Nasdaq and the Bank sector lead markets lower this morning after credit rating agency Moody’s downgraded several small- to mid-sized banks overnight, and Italy laid a 40% windfall tax on its banks, creating a ripple “risk off” sentiment across all commodity and equity sectors. The Vix, Wall Street’s fear index, rose to its highest level in 3 months. The US dollar strengthened. Oil stabilized around $82 per barrel. More weak Chinese economic data added a fundamental factor to weakness in agricultural and metal commodities.
TODAY’S MAJOR NEWS
Moody’s takes an axe to bank credit ratings
Moody’s cut its credit ratings for several small- to mid-sized banks overnight, saying that it could also downgrade ratings of the largest lenders in the US. Larger money center and smaller and regional banks saw prices falling by around 3%, according to the KBW Bank indices. Moody’s cut the ratings of ten banks by a single notch, while indicating that it was placing six other banks on review for potential downgrades. Reuters reports that list of six other banks includes Bank of New York Mellon, US Bancorp, State Street and Truist Financial.
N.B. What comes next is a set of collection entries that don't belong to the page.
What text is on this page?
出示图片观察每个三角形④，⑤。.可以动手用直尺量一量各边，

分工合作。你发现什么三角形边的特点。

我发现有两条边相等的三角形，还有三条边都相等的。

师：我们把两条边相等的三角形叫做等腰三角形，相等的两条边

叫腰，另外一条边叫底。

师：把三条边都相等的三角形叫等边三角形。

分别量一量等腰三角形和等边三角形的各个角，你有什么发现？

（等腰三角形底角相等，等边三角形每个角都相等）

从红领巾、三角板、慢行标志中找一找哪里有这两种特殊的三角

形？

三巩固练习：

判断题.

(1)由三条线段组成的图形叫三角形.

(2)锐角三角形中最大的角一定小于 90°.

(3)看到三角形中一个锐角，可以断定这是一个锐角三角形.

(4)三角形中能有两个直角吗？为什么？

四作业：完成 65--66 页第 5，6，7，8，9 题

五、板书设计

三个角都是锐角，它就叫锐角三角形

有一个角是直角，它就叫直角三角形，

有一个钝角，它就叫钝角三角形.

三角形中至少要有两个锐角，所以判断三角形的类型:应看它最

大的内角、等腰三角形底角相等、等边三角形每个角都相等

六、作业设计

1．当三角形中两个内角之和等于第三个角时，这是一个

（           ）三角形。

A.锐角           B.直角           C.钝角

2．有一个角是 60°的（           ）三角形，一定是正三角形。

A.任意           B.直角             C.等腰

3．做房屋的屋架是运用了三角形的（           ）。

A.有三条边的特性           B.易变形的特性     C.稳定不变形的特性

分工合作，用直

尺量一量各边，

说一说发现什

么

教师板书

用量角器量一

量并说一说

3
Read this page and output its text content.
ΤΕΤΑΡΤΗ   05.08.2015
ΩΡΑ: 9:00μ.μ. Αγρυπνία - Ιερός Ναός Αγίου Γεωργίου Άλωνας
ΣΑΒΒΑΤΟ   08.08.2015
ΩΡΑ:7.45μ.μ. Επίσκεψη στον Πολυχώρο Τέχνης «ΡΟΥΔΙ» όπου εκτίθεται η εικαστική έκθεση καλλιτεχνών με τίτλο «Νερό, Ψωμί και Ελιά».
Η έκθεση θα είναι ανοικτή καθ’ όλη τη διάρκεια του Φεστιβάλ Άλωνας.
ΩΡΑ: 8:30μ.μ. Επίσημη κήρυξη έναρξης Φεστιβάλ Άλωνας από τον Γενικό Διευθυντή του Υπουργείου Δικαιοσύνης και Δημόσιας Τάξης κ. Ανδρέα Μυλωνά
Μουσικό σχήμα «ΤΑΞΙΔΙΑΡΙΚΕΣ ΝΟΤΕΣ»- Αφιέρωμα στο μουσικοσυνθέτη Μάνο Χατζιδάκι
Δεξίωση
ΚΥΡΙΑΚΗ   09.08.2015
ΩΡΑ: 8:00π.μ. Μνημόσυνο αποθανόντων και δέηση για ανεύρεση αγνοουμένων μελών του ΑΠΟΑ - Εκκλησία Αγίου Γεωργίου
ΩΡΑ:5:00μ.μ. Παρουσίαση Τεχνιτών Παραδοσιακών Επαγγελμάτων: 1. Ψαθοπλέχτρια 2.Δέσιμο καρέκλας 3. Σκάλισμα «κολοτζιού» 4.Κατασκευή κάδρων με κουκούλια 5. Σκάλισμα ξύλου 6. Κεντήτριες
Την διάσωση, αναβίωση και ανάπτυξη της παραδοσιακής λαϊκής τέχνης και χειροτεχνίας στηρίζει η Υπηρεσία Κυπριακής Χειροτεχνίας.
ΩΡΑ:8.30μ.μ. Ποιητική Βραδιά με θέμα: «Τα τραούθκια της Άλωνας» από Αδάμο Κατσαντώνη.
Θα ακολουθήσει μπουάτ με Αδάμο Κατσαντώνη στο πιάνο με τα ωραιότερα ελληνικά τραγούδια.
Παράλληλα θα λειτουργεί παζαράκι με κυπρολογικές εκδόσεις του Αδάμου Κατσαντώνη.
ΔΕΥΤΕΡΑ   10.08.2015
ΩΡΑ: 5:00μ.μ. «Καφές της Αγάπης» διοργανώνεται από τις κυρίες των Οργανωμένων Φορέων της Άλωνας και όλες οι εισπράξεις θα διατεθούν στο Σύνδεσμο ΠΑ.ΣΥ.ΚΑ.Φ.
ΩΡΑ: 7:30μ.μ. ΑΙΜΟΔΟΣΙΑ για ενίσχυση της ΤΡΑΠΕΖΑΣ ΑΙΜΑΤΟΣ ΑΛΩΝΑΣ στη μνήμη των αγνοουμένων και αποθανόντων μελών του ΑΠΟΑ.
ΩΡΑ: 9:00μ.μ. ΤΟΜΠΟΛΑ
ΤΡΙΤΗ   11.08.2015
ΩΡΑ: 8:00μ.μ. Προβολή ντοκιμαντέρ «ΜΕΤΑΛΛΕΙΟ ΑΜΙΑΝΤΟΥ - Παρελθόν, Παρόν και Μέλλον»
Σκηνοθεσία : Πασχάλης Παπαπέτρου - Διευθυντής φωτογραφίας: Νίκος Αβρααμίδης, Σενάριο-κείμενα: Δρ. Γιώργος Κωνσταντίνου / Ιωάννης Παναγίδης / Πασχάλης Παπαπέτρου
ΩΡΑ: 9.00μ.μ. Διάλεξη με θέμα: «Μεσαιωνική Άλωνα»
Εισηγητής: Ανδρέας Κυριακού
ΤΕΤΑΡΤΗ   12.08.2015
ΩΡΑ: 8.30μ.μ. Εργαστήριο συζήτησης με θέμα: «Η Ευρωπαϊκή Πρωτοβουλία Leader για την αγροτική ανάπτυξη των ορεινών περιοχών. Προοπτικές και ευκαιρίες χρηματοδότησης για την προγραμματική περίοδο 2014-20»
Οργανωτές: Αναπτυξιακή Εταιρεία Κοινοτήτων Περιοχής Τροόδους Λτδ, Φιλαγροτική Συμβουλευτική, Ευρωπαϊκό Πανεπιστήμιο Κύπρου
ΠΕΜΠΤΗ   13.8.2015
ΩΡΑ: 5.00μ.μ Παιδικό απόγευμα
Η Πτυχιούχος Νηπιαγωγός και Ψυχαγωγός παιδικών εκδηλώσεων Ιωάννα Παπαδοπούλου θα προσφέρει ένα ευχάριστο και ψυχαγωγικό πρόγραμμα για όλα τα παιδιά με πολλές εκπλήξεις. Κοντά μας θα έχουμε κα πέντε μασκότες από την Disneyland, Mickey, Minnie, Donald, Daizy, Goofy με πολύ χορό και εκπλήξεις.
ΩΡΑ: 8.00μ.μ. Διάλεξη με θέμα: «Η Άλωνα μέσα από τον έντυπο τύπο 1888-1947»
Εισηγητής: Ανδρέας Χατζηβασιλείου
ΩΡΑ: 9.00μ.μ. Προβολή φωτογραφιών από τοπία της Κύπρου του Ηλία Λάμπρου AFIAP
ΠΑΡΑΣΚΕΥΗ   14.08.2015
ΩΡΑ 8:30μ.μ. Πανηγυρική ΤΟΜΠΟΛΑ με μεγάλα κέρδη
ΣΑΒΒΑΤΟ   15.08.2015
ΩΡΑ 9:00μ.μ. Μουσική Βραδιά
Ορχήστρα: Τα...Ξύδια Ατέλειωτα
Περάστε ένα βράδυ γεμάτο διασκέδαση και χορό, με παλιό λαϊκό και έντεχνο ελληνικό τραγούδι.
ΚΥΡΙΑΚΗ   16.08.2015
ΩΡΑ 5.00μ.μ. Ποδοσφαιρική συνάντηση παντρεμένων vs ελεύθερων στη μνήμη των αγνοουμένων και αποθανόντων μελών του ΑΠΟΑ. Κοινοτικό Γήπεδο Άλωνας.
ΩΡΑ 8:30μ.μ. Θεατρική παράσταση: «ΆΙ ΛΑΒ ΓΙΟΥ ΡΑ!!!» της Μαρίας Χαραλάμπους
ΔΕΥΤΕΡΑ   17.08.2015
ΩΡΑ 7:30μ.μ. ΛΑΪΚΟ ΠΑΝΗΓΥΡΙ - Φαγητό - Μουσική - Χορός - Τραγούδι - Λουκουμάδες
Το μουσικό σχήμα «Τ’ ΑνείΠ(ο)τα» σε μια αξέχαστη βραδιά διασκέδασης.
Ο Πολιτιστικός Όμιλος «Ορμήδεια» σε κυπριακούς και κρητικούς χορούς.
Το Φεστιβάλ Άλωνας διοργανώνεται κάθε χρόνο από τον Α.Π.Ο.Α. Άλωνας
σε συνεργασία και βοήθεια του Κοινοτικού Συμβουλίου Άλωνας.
This followed hard on the heels of Fitch recently cutting its US credit rating a notch to AA+, which S&P did so a dozen years ago, leaving Moody’s as the last of the big three agencies to downgrade from AAA+. These downgrades sent a message to investors that there’s a bit more risk in the financial world, with some traders lowering their risk exposure in the equities and commodities. Some of that money moved to the traditional safe-haven markets of the US dollar short-dated Treasury notes.
Italian government penalizes banks for interest rate gains
Italy sent shockwaves through the European banking sector overnight with a 40% tax on interest rate profits, also reprimanding those banks for not rewarding depositors. Bank stocks were down 7% on average. This follows similar action by Spain and Hungary, raising fears that other countries will follow as well. Reuters quotes sources saying that the windfall tax is expected to bring in nearly 3 billion euros, or $3.3 billion US dollars to the treasury. That would be similar to the estimated 2.8 billion euros that came in from a windfall tax on energy companies earlier this year.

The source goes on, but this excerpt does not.